Deterministic posterior predictive?

Hi, this is another posterior predictive sampling question.

I am pretty sure that some time ago,

import pymc as pm
with pm.Model() as model:
   a = pm.Normal('a', 0, 1)
   trace = pm.sample()
   trace_post = pm.sample_posterior_predictive(trace, var_names=['a'])

print("posterior", trace.posterior.a.sel(draw=22, chain=1).values) 
print("resampled in posterior predictive", trace_post.posterior_predictive.a.sel(draw=22, chain=1).values)

would have resulted in the exact same trace for a in trace_post (deterministic resampling). But it seems that in version 5 (I’m not sure when it started, I tried in 5.6 and 5.8.2), it is resampled in a way similar to sample_prior_predictive. Is there any way to have the old behaviour back? I mean, use anything in the trace in a deterministic manner, instead of actually resampling.

The use case is a rather large model with a limited number of random variables but a very large number of diagnostic variables, which I calculate on-demand with the sample_posterior_predictive function. I want to avoid doing any resampling, and simply use the deterministic machinery of pymc to get what I need. E.g.

 def make_model(diag_b=False, ...):
     a = pm.Normal('a', 0, 1)
     if diag_b:
         pm.Deterministic('b', 3*a)
     ...

Disclaimer: I did not go through all posts and issues on that question, but I hope the example is simple enough, and suprising enough given past behaviour, to be considered nevertheless. Hi @ricardoV94 :slight_smile: (issue 5973).

Thanks.

We considered that behavior useless, it would just be copying a value from the posterior to the posterior_predictive group. You can do that directly with the inference data

idata.posterior_predictive["a"] = idata.posterior["a"]

You can still compute deterministics just fine, pass them to var_names (but not the RVs on which they depend).

import pymc as pm
import numpy as np

with pm.Model() as m:
  x = pm.Normal("x")
  det = pm.Deterministic("det", x + 1)
  idata = pm.sample()
  pp = pm.sample_posterior_predictive(idata, var_names=["det"])

np.testing.assert_allclose(idata.posterior["x"] + 1, pp.posterior_predictive["det"])
1 Like

Hi @ricardoV94 ,
thanks for the lightning fast reply.
Ok, good to know. It’s a little disturbing that the specification of var_names has so much impact on the behavior.
I tried your example with setting var_names=["det", "x"] and the assert fails (x is then resampled).
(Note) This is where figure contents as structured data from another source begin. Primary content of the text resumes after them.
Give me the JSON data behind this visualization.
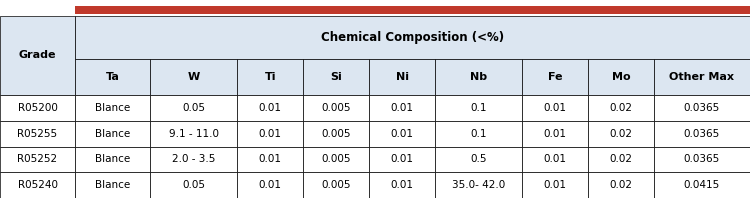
{
  "title_bar_color": "#c0392b",
  "header_bg": "#dce6f1",
  "table_bg": "#ffffff",
  "border_color": "#000000",
  "text_color": "#000000",
  "col_header": [
    "Ta",
    "W",
    "Ti",
    "Si",
    "Ni",
    "Nb",
    "Fe",
    "Mo",
    "Other Max"
  ],
  "span_header": "Chemical Composition (<%)",
  "grade_label": "Grade",
  "rows": [
    [
      "R05200",
      "Blance",
      "0.05",
      "0.01",
      "0.005",
      "0.01",
      "0.1",
      "0.01",
      "0.02",
      "0.0365"
    ],
    [
      "R05255",
      "Blance",
      "9.1 - 11.0",
      "0.01",
      "0.005",
      "0.01",
      "0.1",
      "0.01",
      "0.02",
      "0.0365"
    ],
    [
      "R05252",
      "Blance",
      "2.0 - 3.5",
      "0.01",
      "0.005",
      "0.01",
      "0.5",
      "0.01",
      "0.02",
      "0.0365"
    ],
    [
      "R05240",
      "Blance",
      "0.05",
      "0.01",
      "0.005",
      "0.01",
      "35.0- 42.0",
      "0.01",
      "0.02",
      "0.0415"
    ]
  ],
  "fig_width": 7.5,
  "fig_height": 1.98,
  "dpi": 100
}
Not just “useless”, but a copy of x in posterior predictive wouldn’t really be the posterior predictive distribution of x I guess. Right now posterior_predictive is trying to do way too much I think. We should have a function with another name for computing expressions based on variables in a trace.

1 Like

var_names specifies which variables to sample. If you sample an RV you will get new draws from the posterior predictive (which for root RVs is the prior).

1 Like

Right now posterior_predictive is trying to do way too much I think. We should have a function with another name for computing expressions based on variables in a trace.

Yes, I can agree with that. There are cases where one wants to know the proper posterior predictive sampling to be compared with obs, and cases where one simply need to calculate stuff with the model.

About var_names and posterior_predictive_sampling, it’s enough to know it. I went back and figured that what I called “breaking” behaviour already occured in v4, and I had to come back to v3 to see the deterministic behaviour (everything seen in the trace is not resampled). I certainly see powerful uses of it, and at times I needed such behaviour but misunderstood the use of posterior_predictive_sampling. Anyway, thanks for clarifying once more.